As Fools know, thinking long-term and considering a stock's potential for months and years, not just over a few days, is the best way to invest. But let's see why a few stocks made some big moves today, because the reason with our first company could change the direction the business heads in the future.

Within the Dow, Microsoft (MSFT 2.58%) closed the session down 2.11%, following a report from The Wall Street Journal indicating that both current CEO Steve Ballmer and former CEO and founder Bill Gates plan to stay on the Microsoft board for the foreseeable future. The news left many observers concerned that their continued presence could hamper a new CEO's independence. Gates and Ballmer have been the company's only two CEOs, and although they've brought the company a long way, Microsoft needs to change if it wants to stay relevant.  
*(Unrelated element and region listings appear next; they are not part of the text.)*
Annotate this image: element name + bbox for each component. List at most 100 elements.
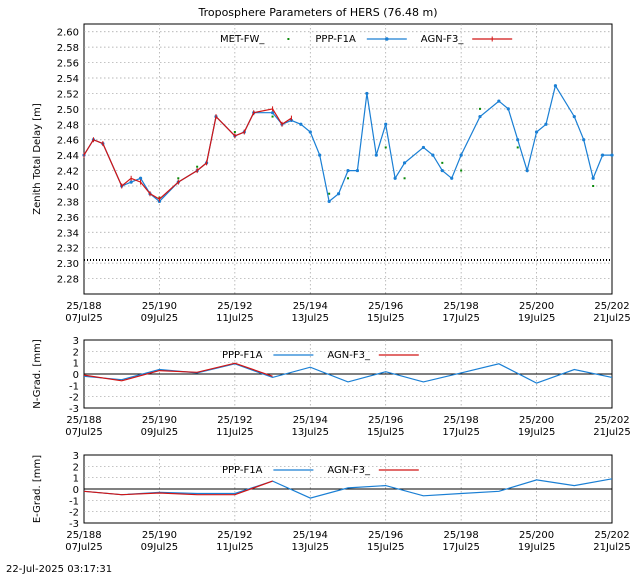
series-point-ppp-f1a: [572, 114, 576, 119]
series-point-met-fw: [403, 177, 406, 180]
y-tick-label: 2.52: [57, 89, 79, 100]
y-tick-label: 2.58: [57, 43, 79, 54]
y-tick-label: 2: [73, 462, 79, 473]
x-tick-label-date: 11Jul25: [216, 542, 254, 553]
series-point-ppp-f1a: [497, 99, 501, 103]
y-tick-label: 2.48: [57, 120, 79, 131]
x-tick-label-date: 21Jul25: [593, 313, 631, 324]
legend-label: MET-FW_: [220, 34, 265, 45]
chart-title: Troposphere Parameters of HERS (76.48 m): [197, 6, 437, 19]
series-point-met-fw: [347, 177, 349, 180]
y-tick-label: 2.28: [57, 275, 79, 286]
series-point-ppp-f1a: [346, 168, 350, 173]
x-tick-label-doy: 25/194: [293, 301, 328, 312]
series-point-ppp-f1a: [327, 199, 331, 204]
y-tick-label: 2.54: [57, 74, 79, 85]
footer-timestamp: 22-Jul-2025 03:17:31: [6, 564, 112, 575]
series-point-ppp-f1a: [384, 122, 388, 126]
x-tick-label-date: 09Jul25: [141, 542, 179, 553]
x-tick-label-date: 15Jul25: [367, 313, 405, 324]
legend-label: PPP-F1A: [222, 465, 263, 476]
series-point-met-fw: [516, 146, 519, 149]
y-tick-label: 2.40: [57, 182, 79, 193]
x-tick-label-doy: 25/188: [66, 301, 101, 312]
y-tick-label: 2.46: [57, 136, 79, 147]
legend-label: PPP-F1A: [222, 350, 263, 361]
series-point-ppp-f1a: [318, 153, 322, 157]
x-tick-label-date: 11Jul25: [216, 313, 254, 324]
series-line-agn-f3: [83, 362, 273, 382]
x-tick-label-doy: 25/190: [142, 301, 177, 312]
x-tick-label-date: 15Jul25: [367, 542, 405, 553]
y-tick-label: 0: [73, 485, 79, 496]
series-point-ppp-f1a: [308, 130, 312, 134]
y-axis-label: Zenith Total Delay [m]: [32, 103, 43, 215]
series-point-met-fw: [441, 161, 444, 164]
y-tick-label: 2.56: [57, 59, 79, 70]
series-point-ppp-f1a: [459, 153, 463, 157]
series-point-met-fw: [592, 185, 595, 187]
y-tick-label: 2: [73, 347, 79, 358]
x-tick-label-doy: 25/198: [444, 415, 479, 426]
y-tick-label: 2.34: [57, 228, 79, 239]
series-point-ppp-f1a: [450, 176, 454, 180]
series-point-ppp-f1a: [299, 122, 303, 126]
x-tick-label-doy: 25/200: [519, 415, 554, 426]
x-tick-label-date: 19Jul25: [518, 427, 556, 438]
series-line-ppp-f1a: [83, 478, 613, 499]
x-tick-label-doy: 25/196: [368, 301, 403, 312]
y-tick-label: -1: [69, 496, 79, 507]
series-line-ppp-f1a: [83, 363, 613, 384]
y-tick-label: 2.36: [57, 213, 79, 224]
y-axis-label: N-Grad. [mm]: [32, 339, 43, 409]
series-point-ppp-f1a: [336, 192, 341, 196]
series-point-ppp-f1a: [355, 168, 360, 173]
series-point-ppp-f1a: [421, 145, 426, 150]
y-axis-label: E-Grad. [mm]: [32, 455, 43, 523]
x-tick-label-doy: 25/198: [444, 530, 479, 541]
y-tick-label: -3: [69, 519, 79, 530]
series-line-ppp-f1a: [83, 84, 612, 203]
series-point-ppp-f1a: [525, 168, 529, 173]
x-tick-label-date: 17Jul25: [442, 427, 480, 438]
x-tick-label-doy: 25/188: [66, 530, 101, 541]
y-tick-label: 2.42: [57, 167, 79, 178]
y-tick-label: 0: [73, 370, 79, 381]
series-point-met-fw: [479, 107, 481, 110]
series-point-met-fw: [328, 192, 331, 195]
y-tick-label: 1: [73, 359, 79, 370]
series-point-met-fw: [196, 165, 199, 168]
x-tick-label-doy: 25/202: [594, 415, 629, 426]
x-tick-label-doy: 25/200: [519, 301, 554, 312]
series-point-ppp-f1a: [610, 153, 614, 157]
series-point-ppp-f1a: [138, 176, 143, 180]
series-point-met-fw: [460, 169, 463, 172]
series-point-ppp-f1a: [478, 114, 482, 119]
series-point-ppp-f1a: [591, 176, 595, 180]
series-point-met-fw: [233, 131, 236, 133]
x-tick-label-doy: 25/202: [594, 301, 629, 312]
y-tick-label: 2.50: [57, 105, 79, 116]
series-point-ppp-f1a: [431, 153, 435, 157]
series-point-ppp-f1a: [544, 122, 548, 126]
x-tick-label-date: 13Jul25: [292, 313, 330, 324]
y-tick-label: 2.60: [57, 28, 79, 39]
y-tick-label: -3: [69, 404, 79, 415]
x-tick-label-doy: 25/190: [142, 415, 177, 426]
x-tick-label-doy: 25/196: [368, 530, 403, 541]
x-tick-label-date: 15Jul25: [367, 427, 405, 438]
x-tick-label-date: 07Jul25: [65, 542, 103, 553]
x-tick-label-doy: 25/198: [444, 301, 479, 312]
x-tick-label-doy: 25/194: [293, 530, 328, 541]
legend-key: [287, 38, 290, 40]
legend-label: PPP-F1A: [315, 34, 356, 45]
legend-label: AGN-F3_: [327, 350, 371, 361]
x-tick-label-date: 09Jul25: [141, 313, 179, 324]
x-tick-label-date: 07Jul25: [65, 427, 103, 438]
x-tick-label-doy: 25/192: [217, 415, 252, 426]
x-tick-label-date: 11Jul25: [216, 427, 254, 438]
x-tick-label-date: 13Jul25: [292, 542, 330, 553]
y-tick-label: 2.38: [57, 197, 79, 208]
x-tick-label-date: 17Jul25: [442, 313, 480, 324]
Outside the Dow, a few analysts' ratings changes led to some big moves today. Facebook (META 0.34%) got a price target increase from Morgan Stanley (MS 0.64%), whose analyst believes the senior social-media company has a clear edge against its competitors when it comes to attracting advertising dollars. Morgan Stanley maintained its "overweight" rating but raised its price target from $53 to $62. The analyst also believes that Facebook's ads and video-ad tests on Instagram are a sign of likely increased revenue in the future.  
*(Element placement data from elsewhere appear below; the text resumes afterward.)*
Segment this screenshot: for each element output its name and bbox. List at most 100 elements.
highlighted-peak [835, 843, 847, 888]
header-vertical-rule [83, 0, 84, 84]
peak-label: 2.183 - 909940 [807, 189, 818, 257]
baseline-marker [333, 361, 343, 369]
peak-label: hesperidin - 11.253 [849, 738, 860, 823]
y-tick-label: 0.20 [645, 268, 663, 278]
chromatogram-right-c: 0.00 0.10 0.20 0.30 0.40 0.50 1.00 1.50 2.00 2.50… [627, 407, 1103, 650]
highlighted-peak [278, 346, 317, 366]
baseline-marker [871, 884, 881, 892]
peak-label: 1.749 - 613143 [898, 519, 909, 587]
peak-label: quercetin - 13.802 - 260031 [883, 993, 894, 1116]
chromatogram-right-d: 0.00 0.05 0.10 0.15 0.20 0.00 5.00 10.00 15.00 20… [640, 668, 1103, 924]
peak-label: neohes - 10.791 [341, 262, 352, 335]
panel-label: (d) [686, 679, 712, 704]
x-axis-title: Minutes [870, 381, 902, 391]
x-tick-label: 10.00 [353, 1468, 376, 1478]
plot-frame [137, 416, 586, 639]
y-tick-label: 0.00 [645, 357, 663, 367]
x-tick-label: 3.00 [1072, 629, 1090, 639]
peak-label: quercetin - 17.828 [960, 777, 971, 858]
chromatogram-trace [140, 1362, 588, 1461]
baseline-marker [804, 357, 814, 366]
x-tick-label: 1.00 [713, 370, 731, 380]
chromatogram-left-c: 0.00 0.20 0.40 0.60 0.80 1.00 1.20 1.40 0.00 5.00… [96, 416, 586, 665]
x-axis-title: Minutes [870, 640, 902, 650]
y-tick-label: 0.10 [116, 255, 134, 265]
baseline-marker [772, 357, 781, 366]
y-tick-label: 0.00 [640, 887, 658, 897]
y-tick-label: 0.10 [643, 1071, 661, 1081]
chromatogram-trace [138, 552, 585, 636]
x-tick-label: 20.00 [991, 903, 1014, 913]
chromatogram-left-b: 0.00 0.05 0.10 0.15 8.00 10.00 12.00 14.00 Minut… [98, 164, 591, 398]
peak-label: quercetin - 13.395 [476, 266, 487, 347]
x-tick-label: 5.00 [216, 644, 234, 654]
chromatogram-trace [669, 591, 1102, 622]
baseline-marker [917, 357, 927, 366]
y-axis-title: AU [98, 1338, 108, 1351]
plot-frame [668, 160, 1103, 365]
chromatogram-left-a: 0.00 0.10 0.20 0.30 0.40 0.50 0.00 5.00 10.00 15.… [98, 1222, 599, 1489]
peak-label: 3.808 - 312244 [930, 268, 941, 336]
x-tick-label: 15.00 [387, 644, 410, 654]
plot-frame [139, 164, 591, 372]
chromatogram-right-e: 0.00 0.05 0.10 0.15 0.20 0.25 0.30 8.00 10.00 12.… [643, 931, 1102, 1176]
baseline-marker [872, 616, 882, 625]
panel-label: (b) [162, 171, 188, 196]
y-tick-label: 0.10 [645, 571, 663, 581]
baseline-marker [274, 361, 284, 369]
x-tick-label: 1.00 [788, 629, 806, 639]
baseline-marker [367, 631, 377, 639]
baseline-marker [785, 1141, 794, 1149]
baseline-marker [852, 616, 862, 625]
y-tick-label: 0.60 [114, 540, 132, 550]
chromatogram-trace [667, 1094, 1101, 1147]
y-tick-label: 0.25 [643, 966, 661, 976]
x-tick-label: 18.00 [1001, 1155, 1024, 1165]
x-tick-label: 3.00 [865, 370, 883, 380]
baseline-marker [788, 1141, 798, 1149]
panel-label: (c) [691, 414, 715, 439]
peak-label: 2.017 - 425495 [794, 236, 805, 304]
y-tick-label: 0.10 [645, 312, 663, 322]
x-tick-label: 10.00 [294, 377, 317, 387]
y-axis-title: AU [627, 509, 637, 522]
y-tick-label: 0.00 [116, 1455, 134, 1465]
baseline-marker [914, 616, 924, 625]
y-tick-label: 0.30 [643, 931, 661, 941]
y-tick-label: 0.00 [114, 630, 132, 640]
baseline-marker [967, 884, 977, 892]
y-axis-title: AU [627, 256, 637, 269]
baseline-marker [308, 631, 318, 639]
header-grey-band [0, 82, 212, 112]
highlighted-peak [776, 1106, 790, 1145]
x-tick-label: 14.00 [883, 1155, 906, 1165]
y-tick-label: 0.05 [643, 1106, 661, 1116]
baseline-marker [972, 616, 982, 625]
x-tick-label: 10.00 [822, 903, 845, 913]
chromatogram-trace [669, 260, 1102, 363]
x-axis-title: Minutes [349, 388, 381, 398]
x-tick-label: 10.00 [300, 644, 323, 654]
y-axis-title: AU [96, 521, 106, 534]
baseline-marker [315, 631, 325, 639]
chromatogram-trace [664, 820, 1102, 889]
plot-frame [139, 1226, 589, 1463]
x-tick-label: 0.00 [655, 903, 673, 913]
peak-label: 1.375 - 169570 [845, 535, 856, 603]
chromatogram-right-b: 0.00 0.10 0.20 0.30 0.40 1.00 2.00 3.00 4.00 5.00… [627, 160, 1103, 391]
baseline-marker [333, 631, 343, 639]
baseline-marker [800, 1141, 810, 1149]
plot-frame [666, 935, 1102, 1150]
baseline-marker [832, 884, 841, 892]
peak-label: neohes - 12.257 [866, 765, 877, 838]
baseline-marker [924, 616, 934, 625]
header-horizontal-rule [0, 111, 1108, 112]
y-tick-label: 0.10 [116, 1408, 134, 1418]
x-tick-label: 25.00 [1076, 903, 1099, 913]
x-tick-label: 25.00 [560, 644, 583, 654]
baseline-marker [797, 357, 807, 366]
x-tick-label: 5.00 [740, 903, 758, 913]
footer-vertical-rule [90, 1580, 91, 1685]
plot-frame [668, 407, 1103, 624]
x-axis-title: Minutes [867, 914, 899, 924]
Earlier this afternoon, I discussed why Morgan Stanley downgraded another social-media company -- Twitter. And the firm didn't stop there with its downgrades today: It also cut eBay (EBAY 1.35%) from "overweight" to "equal weight," citing valuation and risks in 2014 and 2015 sales and earnings estimates because of slowing trends in Omnichannel/offline initiatives. eBay and Amazon.com have built out their seller and retailer networks so quickly that they're nearly maxed out. That doesn't mean sales or earnings are being estimated to shrink in the coming years -- just that growth will slow.  

Whether you agree or disagree with these upgrades and downgrades, remember that they're just the opinions of a few analysts. It's always best to take a number of differing opinions into consideration before making a buy or sell call, and a Wall Street analyst shouldn't carry more weight in your investing decisions than anyone else.